Bei Torsten hingegen hab ich in den FAQ gelesen, dass der Kilometerschnitt bisweilen sogar als Lohnberechnungsgrundlage dienen kann, indem der Chef beispielsweise pro gefahrenen Kilometer 60 Cent verlangt und der Rest dem Fahrer gehört. Ist aber offenbar inzwischen eher unüblich. Und das ist kein Wunder, schließlich fallen die einzelnen Schichten bisweilen sehr unterschiedlich aus. Während ich am Wochenende gelegentlich mal 220 € bei nur 150 bis 160 km einfahre, kann es an einem schlechten Montag schon mal sein, dass bei 150 km nur 100 € im Geldbeutel landen, und selbst wenn sich das wieder ausgleichen sollte, muss man sich mal die Frustration vorstellen, nachdem man 10 Stunden umsonst arbeiten war…

Mir wurde zu Beginn meines Arbeitsverhältnisses eher nebenbei gesagt, dass sich die Einnahmen etwa bei einem Euro pro Kilometer einpendeln sollten. Das ist zwar von einem meiner Chefs beinahe schon widerrufen worden („das schafft eh kein Nachtfahrer…“), aber irgendwie ist es schon aufgrund des einfachen Zahlenverhältnisses irgendwie im Hinterkopf. Und wie ich schon meinen Kunden oft sagte:

„Was soll es mir bringen, wenn mein Chef pleite geht?“

Kurzum: Die gefahrenen Kilometer landen in meiner Abrechnungstabelle neben den Euros, und so weiss ich auch immer, ob ich halbwegs im Schnitt liege. Das tue ich im Übrigen durchaus, denn trotz einiger ausschweifender Privatfahrten (die meine Chefs erlauben) liege ich dieses Jahr bisher bei einem Schnitt von rund 1,04 Kilometern pro eingenommenem Euro.

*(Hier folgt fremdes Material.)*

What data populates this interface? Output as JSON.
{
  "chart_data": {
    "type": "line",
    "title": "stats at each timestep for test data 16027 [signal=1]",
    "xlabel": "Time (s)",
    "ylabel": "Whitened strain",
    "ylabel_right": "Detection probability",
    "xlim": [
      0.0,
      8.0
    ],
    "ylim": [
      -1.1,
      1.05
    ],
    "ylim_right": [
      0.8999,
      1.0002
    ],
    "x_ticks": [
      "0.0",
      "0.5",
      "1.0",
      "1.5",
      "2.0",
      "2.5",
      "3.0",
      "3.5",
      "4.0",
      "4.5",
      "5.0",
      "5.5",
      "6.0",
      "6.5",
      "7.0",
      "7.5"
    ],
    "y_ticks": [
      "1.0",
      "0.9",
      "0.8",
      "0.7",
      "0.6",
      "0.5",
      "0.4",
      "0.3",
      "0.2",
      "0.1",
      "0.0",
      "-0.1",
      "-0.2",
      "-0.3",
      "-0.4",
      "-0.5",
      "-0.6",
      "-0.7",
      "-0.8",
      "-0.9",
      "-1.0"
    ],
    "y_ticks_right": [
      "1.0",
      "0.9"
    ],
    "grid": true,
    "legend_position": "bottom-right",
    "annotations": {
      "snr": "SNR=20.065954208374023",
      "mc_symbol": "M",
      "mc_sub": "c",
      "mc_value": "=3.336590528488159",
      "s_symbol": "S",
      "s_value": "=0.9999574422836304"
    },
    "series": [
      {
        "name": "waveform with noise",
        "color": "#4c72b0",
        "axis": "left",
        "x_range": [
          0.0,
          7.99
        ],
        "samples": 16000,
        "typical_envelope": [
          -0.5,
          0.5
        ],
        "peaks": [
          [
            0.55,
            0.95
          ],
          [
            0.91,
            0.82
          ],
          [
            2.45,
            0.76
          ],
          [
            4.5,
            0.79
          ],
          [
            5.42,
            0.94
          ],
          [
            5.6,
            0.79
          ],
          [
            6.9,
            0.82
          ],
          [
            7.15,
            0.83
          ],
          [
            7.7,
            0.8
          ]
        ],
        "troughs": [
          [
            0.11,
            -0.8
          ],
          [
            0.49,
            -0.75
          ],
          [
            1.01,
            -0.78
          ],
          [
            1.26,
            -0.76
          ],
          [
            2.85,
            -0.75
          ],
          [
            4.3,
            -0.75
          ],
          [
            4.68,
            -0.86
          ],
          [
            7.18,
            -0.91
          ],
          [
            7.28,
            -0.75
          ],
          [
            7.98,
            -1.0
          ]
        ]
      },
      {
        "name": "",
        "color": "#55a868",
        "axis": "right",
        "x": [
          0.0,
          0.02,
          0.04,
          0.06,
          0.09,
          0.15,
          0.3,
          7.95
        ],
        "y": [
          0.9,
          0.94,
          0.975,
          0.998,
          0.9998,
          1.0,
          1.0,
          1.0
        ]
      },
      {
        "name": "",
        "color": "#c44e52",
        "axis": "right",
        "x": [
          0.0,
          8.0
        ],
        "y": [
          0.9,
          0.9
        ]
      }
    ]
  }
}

Im Alltag als Fahrer ist er natürlich nur eine Zahl von vielen, und sein Verhalten richtet man nur bedingt daran aus. Die Zeiten, da man in Berlin die ganze Nacht gefahren ist und nur Winker aufgenommen hat, sind zwar vorbei – aber auch meine Chefs haben gesagt, dass ich im Zweifelsfalle lieber Umsatz bei einem schlechten Schnitt einfahre als keinen Umsatz bei einem guten.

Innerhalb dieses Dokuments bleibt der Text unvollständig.